By IANS
Dubai : JetLite, the low-fare subsidiary of India’s private airline Jet Airways, is planning to launch operations to the Middle East by the middle of this year.
“We are hopeful we would be able to launch flights between Dubai and India by the middle of this year, subject to government approval,” Shakir Kantawala, Jet Airways’ regional manager for sales and marketing, told the Emirates Business 24-7 newspaper.
“We have asked for permission from the government of India for launching JetLite into the Middle East. We are positively looking forward to it,” he said.
In January, Jet Airways became the first Indian private carrier to operate in the Gulf sector. It currently operates flights between India and Gulf destinations like Kuwait, Bahrain, Doha and Muscat.
From April 23, it is scheduled to launch daily flights between the UAE capital of Abu Dhabi and New Delhi and Mumbai.
Kantawala said JetLite was originally scheduled for a March 2008 launch in the Middle East and the plan was to tap all existing Jet Airways routes in the region. These include Kuwait, Oman, Qatar and Bahrain.
It would also in the future launch services to Abu Dhabi, Dubai and Sharjah, when Jet Airways begins its operations into more UAE cities.
“For Sharjah, however, we would look to tap the market with JetLite and not Jet Airways,” the report quoted Kantawal as saying.
“The budget carrier sector is something that was waiting to happen and open up for a long time. And now it has happened.”
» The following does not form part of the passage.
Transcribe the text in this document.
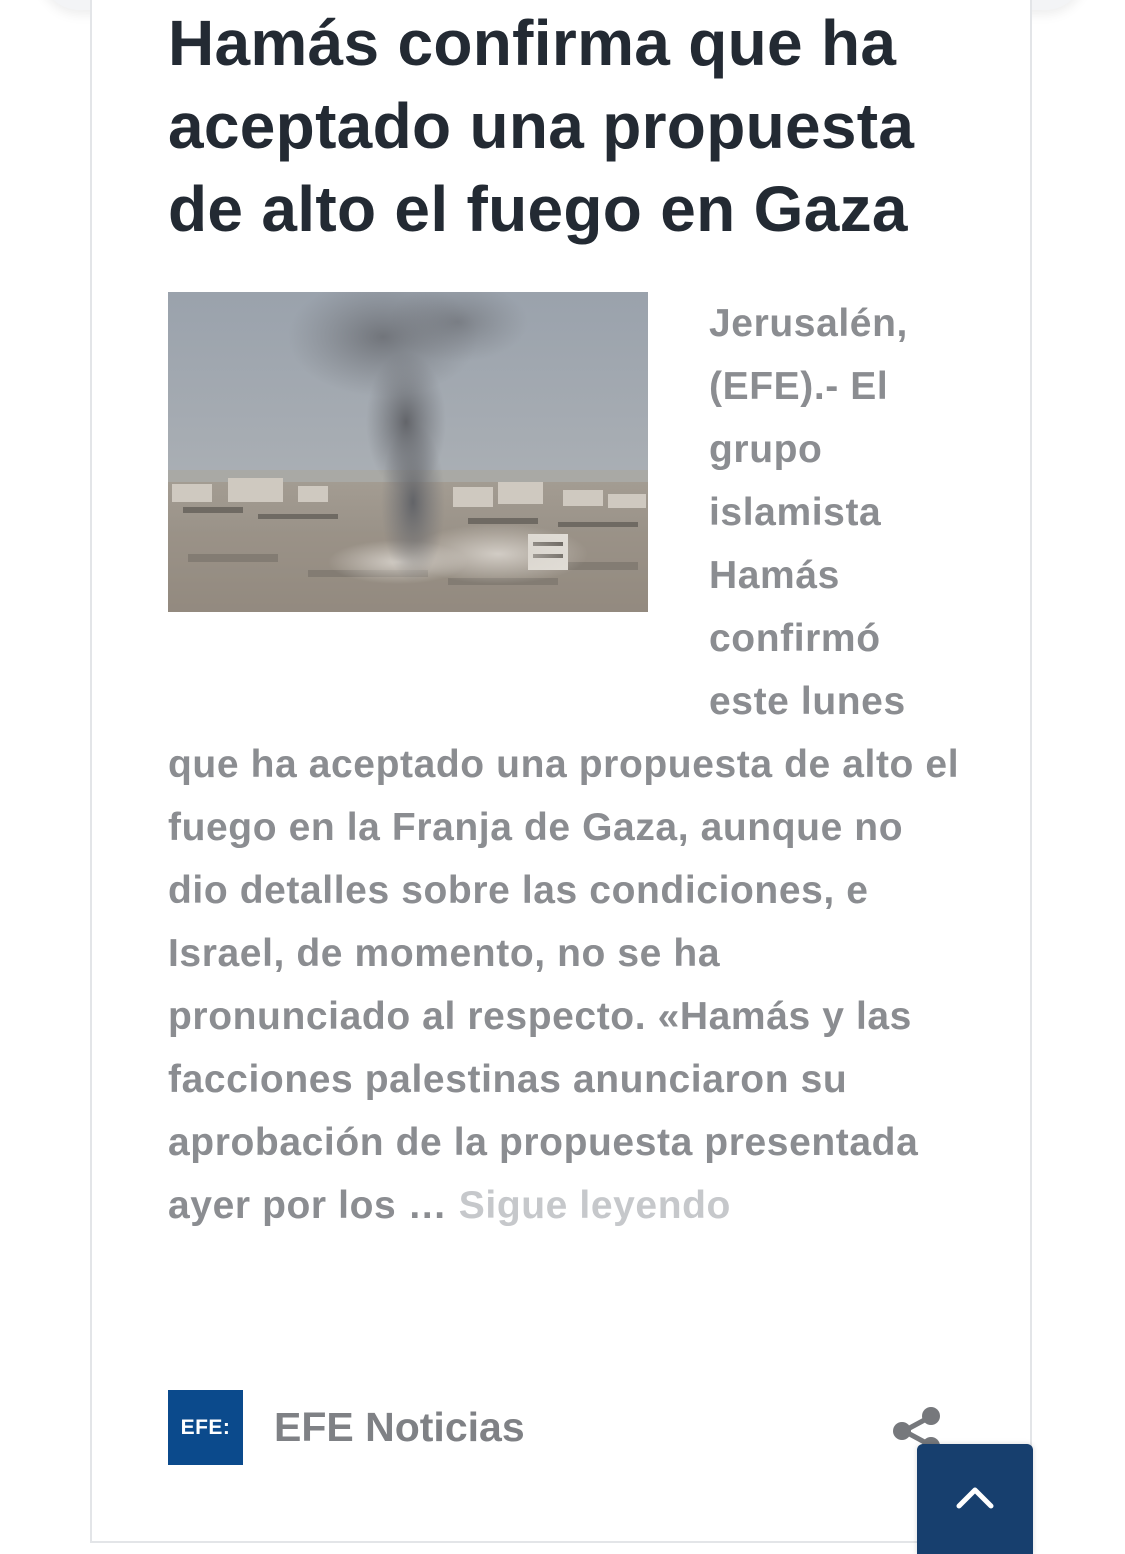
Hamás confirma que ha aceptado una propuesta de alto el fuego en Gaza

Jerusalén, (EFE).- El grupo islamista Hamás confirmó este lunes que ha aceptado una propuesta de alto el fuego en la Franja de Gaza, aunque no dio detalles sobre las condiciones, e Israel, de momento, no se ha pronunciado al respecto. «Hamás y las facciones palestinas anunciaron su aprobación de la propuesta presentada ayer por los … Sigue leyendo

EFE: EFE Noticias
The sector in the Middle East is set for a boom with new airlines in the pipeline and the existing ones reporting big profits.
UAE’s national carrier Emirates recently announced that it would start a budget carrier, which would be operational by next year, while newly launched Ras Al Khaimah (RAK) Airways is set to fly to India soon.
Among the major budget carriers operating between India and the Middle East currently are Air Arabia, Jazeera Airways and India’s Air India Express.
There are around 5.5 million Indians in the Gulf. A large number of them work as contract labour in the booming construction industry in the region and they are expected to be the biggest beneficiaries of the budget carriers.